According to another independent observer of the Sri Lankan scene, Trevor Fishlock, writing in the London Times in January 1985,
"the Sri Lankan forces were conducting a harsh and remorseless campaign of intimidation among the island's Tamil minority - by means of random murder, indiscriminate shootings, beatings, torture and plunder".
Senator A.L.Missen summed it all when he declared in the Australian Senate on the 13th of March 1986:
"...some 6000 (Tamils) have been killed altogether in the last few years. These events are not accidental. It can be seen that they are the result of a deliberate policy on the part of the Sri Lankan government.."
And, it was a policy which the Sri Lankan government did not hesitate to publicly declare, from time to time. Kuldip Nayar reported in the Island on the 17th of February 1985:
"...The President conceded that 'terrible things' were happening in Sri Lanka...asked if he would set up an inquiry commission to go into the atrocities committed by the army against the Tamils, he said: 'Did the British appoint a commission during the war?..

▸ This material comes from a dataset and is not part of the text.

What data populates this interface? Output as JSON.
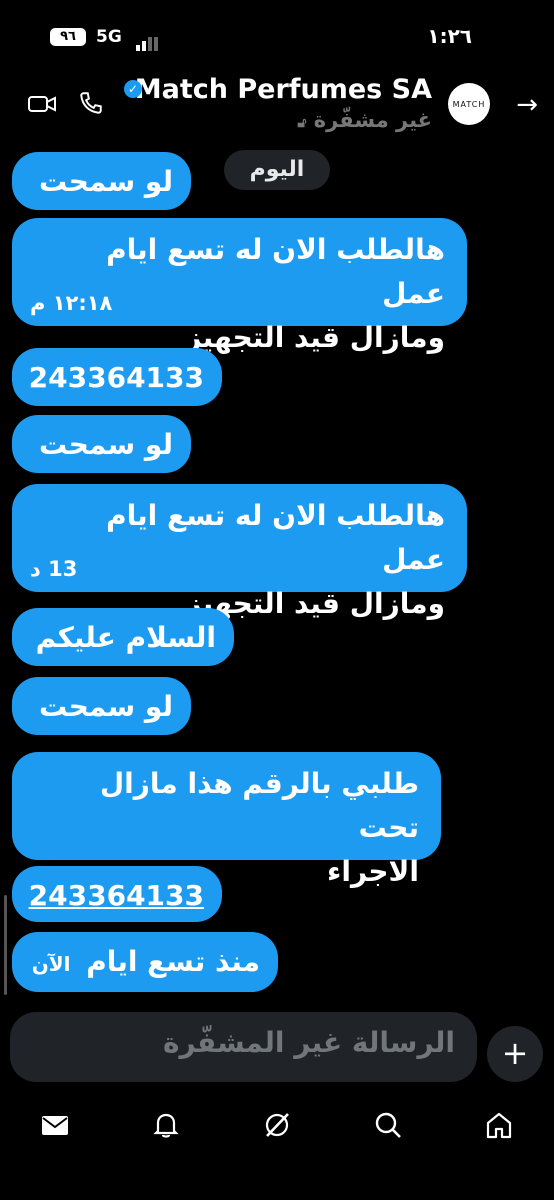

The Sri Lankan government has not been without its moments of frankness. It was frank when it declared that it was no longer 'worried' about the 'lives or the opinion' of the Jaffna people. It was frank when it declared that in its perception 'the Sinhala people would be happy if the Tamils are starved'. It was frank in advising the Tamils to take a holiday from their homelands, so that those who remained may be identified as 'terrorists' and dealt with as 'terrorists'. It was frank when it declared that it was 'at war' with the Tamil people.
And, it is important that the Sri Lankan government should be taken at its word. The Sri Lankan government is engaged in a war to subjugate the Tamil people. But the process of subjugation is not without difficulty. The victim will not quietly submit. He screams for help. He seeks refuge and becomes a refugee. And, he even has the temerity to resist and retaliate.
In an increasingly small world, injustice anywhere begins to affect peace and stability everywhere. In the end, it is this which has given rise to the increasing international concern for securing human rights. Today, there is a need for informed opinion everywhere, to recognise that the continuing violations of human rights by the Sri Lankan government are not some accidental happenings - they have come as the deliberate response of the Sri Lankan government to the claim of the Tamils to be recognised as a people.
The Sri Lankan government seeks to intimidate the Tamil people by threatening genocide. To paraphrase the words of Professor Leo Kruper, in his prize winning booklet 'International Action Against Genocide' there is today, an urgent need to refine the norms for 'humanitarian intervention for the exercise of the right of self determination' of a people.
This is the positive area of human rights work, to which, both governments and non governmental agencies, concerned not merely with mouthing platitudes but with securing justice, should increasingly give their time and energies. Otherwise, genocide will continue to be a scourge and human rights more often than not, a mere exercise in rhetoric.
It is in this context that we welcome Prime Minister Rajiv Gandhi's initiative in calling upon the Sri Lankan government to lift the fuel blockade, desist from the continued military onslaught on the Tamil people, and to get to the negotiating table.
Hopefully, the Sri Lankan government will recognise that peace will not come by killing more and more Tamils and by seeking to starve the remainder into submission - it will come only through a negotiating process firmly founded on the recognition of the Tamils of Eelam as a people, as a nation. It is around reason that peace will grow.